As a child, my daddy had the most annoying habit on Christmas day. He’d gather us around the Christmas tree to open presents. That’s not the annoying part. No – the annoying part was where we’d have to wait. Wait for our turn to open gifts and Watch as everyone opened each of their gifts. Waiting and watching. Watching and waiting.
Why all the pageantry? In hindsight, it was all fitting. In lean years, Christmas seemed like more than it was. In abundant years, well . . . Christmas seemed like just a little more.
As I grew older, I incorporated Daddy’s Christmas torture into my own holiday traditions. The girls, Brooke especially, voiced displeasure with the waiting and watching. (See how I knocked out two birds with one stone there. #momgoals)
Too often, I get frustrated with the waiting. I want it now. Yet, we always seem to be waiting on something – until we are old enough to stay up until 10; until we get to high school; until we are old enough to vote; until we are head off to college; until we find that one true love; until we have children; until we retire . . .And,
we I don’t just wait. We I drive that train at supersonic speed.
We rush through our days. We rush through our lists. We rush through our traditions. Traveling at lightspeed, the everyday miracles blur in our periphery. From time to time, the big ones catch our eyes, but the little ones whiz right by.
Daddy’s infuriating tradition was really about the watching. It was about due time. It is about dialing down the days. It is about lingering through our lists. It is about treasuring our traditions. It is about putting on the brakes.
It’s about the journey.
Does anyone else have a little pillow – maybe cross-stitched or lettered in felt – that reads “The Little Things are the Big Things”? Okay, maybe it’s just me. Brooke used to make fun of me and that corny little pillow. Yet, at some point, she moved it from the sofa to her bed. I’m sure if she were here, she’d give me some perfectly logical reason for pilfering my pillow. But, I’d like to think that she took the meaning of it to heart. There certainly was a great deal of evidence that she did. For a “kid,” she took a lot of time for family and friends and strangers. This is what watching is all about.

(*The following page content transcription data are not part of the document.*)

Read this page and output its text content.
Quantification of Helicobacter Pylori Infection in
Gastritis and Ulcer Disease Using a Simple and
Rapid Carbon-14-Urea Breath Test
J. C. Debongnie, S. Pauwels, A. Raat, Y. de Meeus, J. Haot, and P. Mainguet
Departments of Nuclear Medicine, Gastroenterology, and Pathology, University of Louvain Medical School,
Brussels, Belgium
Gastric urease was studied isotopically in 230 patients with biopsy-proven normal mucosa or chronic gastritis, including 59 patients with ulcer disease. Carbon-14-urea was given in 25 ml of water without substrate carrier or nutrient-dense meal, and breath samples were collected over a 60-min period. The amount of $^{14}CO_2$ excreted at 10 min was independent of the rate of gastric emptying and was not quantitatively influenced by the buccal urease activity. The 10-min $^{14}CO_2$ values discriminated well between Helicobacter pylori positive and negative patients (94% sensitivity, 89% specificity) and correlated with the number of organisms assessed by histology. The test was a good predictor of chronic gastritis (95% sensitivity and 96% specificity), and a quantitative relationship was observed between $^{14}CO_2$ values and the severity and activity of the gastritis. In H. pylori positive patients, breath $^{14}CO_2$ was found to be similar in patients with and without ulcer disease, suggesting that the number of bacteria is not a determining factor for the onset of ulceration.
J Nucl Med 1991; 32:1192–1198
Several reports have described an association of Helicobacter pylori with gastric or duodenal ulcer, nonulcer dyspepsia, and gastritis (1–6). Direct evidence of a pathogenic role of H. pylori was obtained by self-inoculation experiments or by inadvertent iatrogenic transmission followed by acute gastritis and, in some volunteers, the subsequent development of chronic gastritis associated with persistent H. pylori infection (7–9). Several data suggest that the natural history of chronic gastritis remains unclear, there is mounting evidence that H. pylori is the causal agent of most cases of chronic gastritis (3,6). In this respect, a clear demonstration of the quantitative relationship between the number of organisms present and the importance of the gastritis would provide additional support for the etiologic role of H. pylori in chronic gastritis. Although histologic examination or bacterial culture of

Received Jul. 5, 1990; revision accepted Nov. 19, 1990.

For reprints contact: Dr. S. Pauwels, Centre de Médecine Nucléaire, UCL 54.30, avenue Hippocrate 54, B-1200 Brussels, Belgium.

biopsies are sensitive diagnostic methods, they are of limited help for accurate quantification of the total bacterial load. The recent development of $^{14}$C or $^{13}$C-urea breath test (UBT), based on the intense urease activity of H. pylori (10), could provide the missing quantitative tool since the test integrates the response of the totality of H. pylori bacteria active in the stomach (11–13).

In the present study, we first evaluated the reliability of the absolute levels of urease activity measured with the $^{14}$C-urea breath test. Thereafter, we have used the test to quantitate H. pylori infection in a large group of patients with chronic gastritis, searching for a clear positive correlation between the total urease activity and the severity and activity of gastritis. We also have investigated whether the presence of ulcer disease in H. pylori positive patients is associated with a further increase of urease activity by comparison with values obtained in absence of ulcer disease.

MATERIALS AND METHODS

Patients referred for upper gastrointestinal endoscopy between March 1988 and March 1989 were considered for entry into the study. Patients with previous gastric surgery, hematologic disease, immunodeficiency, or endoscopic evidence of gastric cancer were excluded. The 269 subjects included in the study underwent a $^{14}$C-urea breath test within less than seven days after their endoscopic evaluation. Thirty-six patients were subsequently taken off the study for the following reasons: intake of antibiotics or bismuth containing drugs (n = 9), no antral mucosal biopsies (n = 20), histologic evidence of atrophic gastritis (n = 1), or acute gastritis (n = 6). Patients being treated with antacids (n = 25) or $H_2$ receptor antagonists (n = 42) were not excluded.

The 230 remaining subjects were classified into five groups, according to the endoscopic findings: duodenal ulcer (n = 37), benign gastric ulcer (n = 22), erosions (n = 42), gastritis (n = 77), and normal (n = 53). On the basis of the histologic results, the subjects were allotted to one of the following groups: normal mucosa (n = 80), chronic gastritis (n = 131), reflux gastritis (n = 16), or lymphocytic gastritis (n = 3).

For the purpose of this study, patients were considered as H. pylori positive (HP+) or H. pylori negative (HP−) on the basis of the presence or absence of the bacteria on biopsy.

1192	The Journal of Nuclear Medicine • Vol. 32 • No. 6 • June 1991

Slow down. Bask in the glory of the mundane miracles – an unexpected visit from a friend; a child toddling through their first steps; a smile from a stranger; finding a twenty in your coat pocket; dinner on the table at the end of a long, full day; Thursday Night Football; learning to canter; the sound of wind chimes paying it forward in the drive-through line; setting up your first apartment; showing your black thumb who’s boss; white lights on a fresh Christmas tree; baking fresh cookies for a neighbor; matching stockings; watching Elf on a Silent Night . . .
It’s about seeking authentic joy even when the road is bumpy.
Dear Lord, give us eyes to see through the monotony of daily life. Help our hearts muse at the mundane. Enlighten us to the “little” things. Send your Spirit to fill ours with authentic joy as we strive to dial down our days and to linger through our lists. Let our traditions honor your traditions. As we celebrate the birth of your Son, Jesus, remind us what it really means to wait and to watch.